La BCE, dont l'objectif d'inflation est de 2% maximum à moyen terme, reste convaincue que les prix vont finir par refluer.
Elle juge par ailleurs limitée sa capacité d'agir sur une surchauffe des prix liée à la forte reprise économique mondiale post-confinement.
Celle-ci a entraîné un choc d'offre caractérisé par des hausses des coûts de production, elles-mêmes liées à des ruptures dans les chaînes d’approvisionnement et, dans certains secteurs, des pénuries de matières premières et de composants.
- Effets de second tour -
"La politique monétaire ne peut pas faire baisser les prix du pétrole ou du gaz", avait souligné en décembre Isabel Schnabel, membre du directoire de la BCE.
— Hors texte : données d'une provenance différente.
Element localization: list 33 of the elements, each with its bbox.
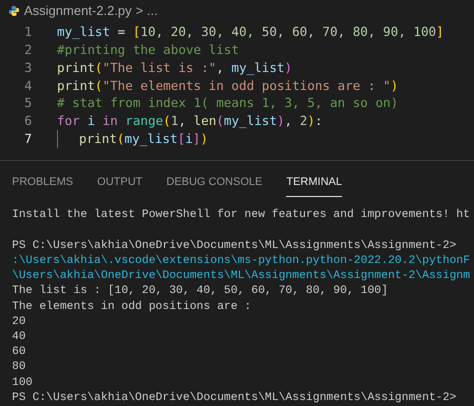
terminal-line: 20 [12,314,26,330]
line-number: 6 [23,112,32,130]
terminal-line: Install the latest PowerShell for new features and improvements! ht [12,208,470,224]
code-line: print(my_list[i]) [79,130,208,148]
terminal-line: 80 [12,360,26,376]
terminal-line: 100 [12,376,33,391]
code-line: # stat from index 1( means 1, 3, 5, an so on) [57,94,398,112]
line-number: 1 [23,23,32,42]
panel-tab[interactable]: PROBLEMS [12,174,74,198]
code-line: for i in range(1, len(my_list), 2): [57,112,322,130]
terminal-line: PS C:\Users\akhia\OneDrive\Documents\ML\Assignments\Assignment-2> [12,238,456,254]
terminal-line: The list is : [10, 20, 30, 40, 50, 60, 70, 80, 90, 100] [12,284,388,300]
line-number: 4 [23,76,32,94]
line-number: 3 [23,58,32,77]
line-number: 7 [23,130,32,148]
python-icon [8,4,20,17]
terminal-line: :\Users\akhia\.vscode\extensions\ms-python.python-2022.20.2\pythonF [12,254,470,269]
file-name[interactable]: Assignment-2.2.py [24,0,132,20]
terminal-line: \Users\akhia\OneDrive\Documents\ML\Assignments\Assignment-2\Assignm [12,269,470,284]
line-number: 2 [23,41,32,59]
panel-tab[interactable]: OUTPUT [97,174,142,198]
terminal-line: The elements in odd positions are : [12,300,252,315]
panel-tab[interactable]: TERMINAL [286,174,342,198]
terminal-line: PS C:\Users\akhia\OneDrive\Documents\ML\Assignments\Assignment-2> [12,390,456,406]
line-number: 5 [23,94,32,112]
code-line: my_list = [10, 20, 30, 40, 50, 60, 70, 80, 90, 100] [57,23,444,42]
code-line: print("The elements in odd positions are : ") [57,76,398,94]
panel-tab[interactable]: DEBUG CONSOLE [166,174,262,198]
terminal-line: 40 [12,330,26,345]
code-line: print("The list is :", my_list) [57,58,292,77]
terminal-line: 60 [12,345,26,360]
breadcrumb[interactable]: > ... [136,0,158,20]
code-line: #printing the above list [57,41,239,59]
Affublée en Allemagne du sobriquet de "Madame Inflation", qui "appauvrit les épargnants et les retraités", Christine Lagarde défend son cap : "On ne peut pas agir dans l'immédiat. Si je remonte les taux d'intérêt, cela aura un effet d'ici 6 à 9 mois. Le temps que cela descende la chaîne des financements. Mais on freine la croissance", avait-elle expliqué mi-janvier.
La BCE devrait en revanche souligner jeudi sa vigilance vis-à-vis de ce qu'elle nomme les "effets de second tour" : si les tensions sur les prix durent plus longtemps que prévu, elles vont alimenter les revendications salariales pour compenser les pertes du pouvoir d'achat, conduisant à une spirale prix-salaires redoutée par dessus-tout.
Les marchés parient déjà que la BCE sortira de son immobilisme dès cette année, en voyant une première hausse de son taux de dépôt, pour l'heure négatif de -0,50%, arriver en juillet, contre septembre auparavant, selon les tables de Bloomberg.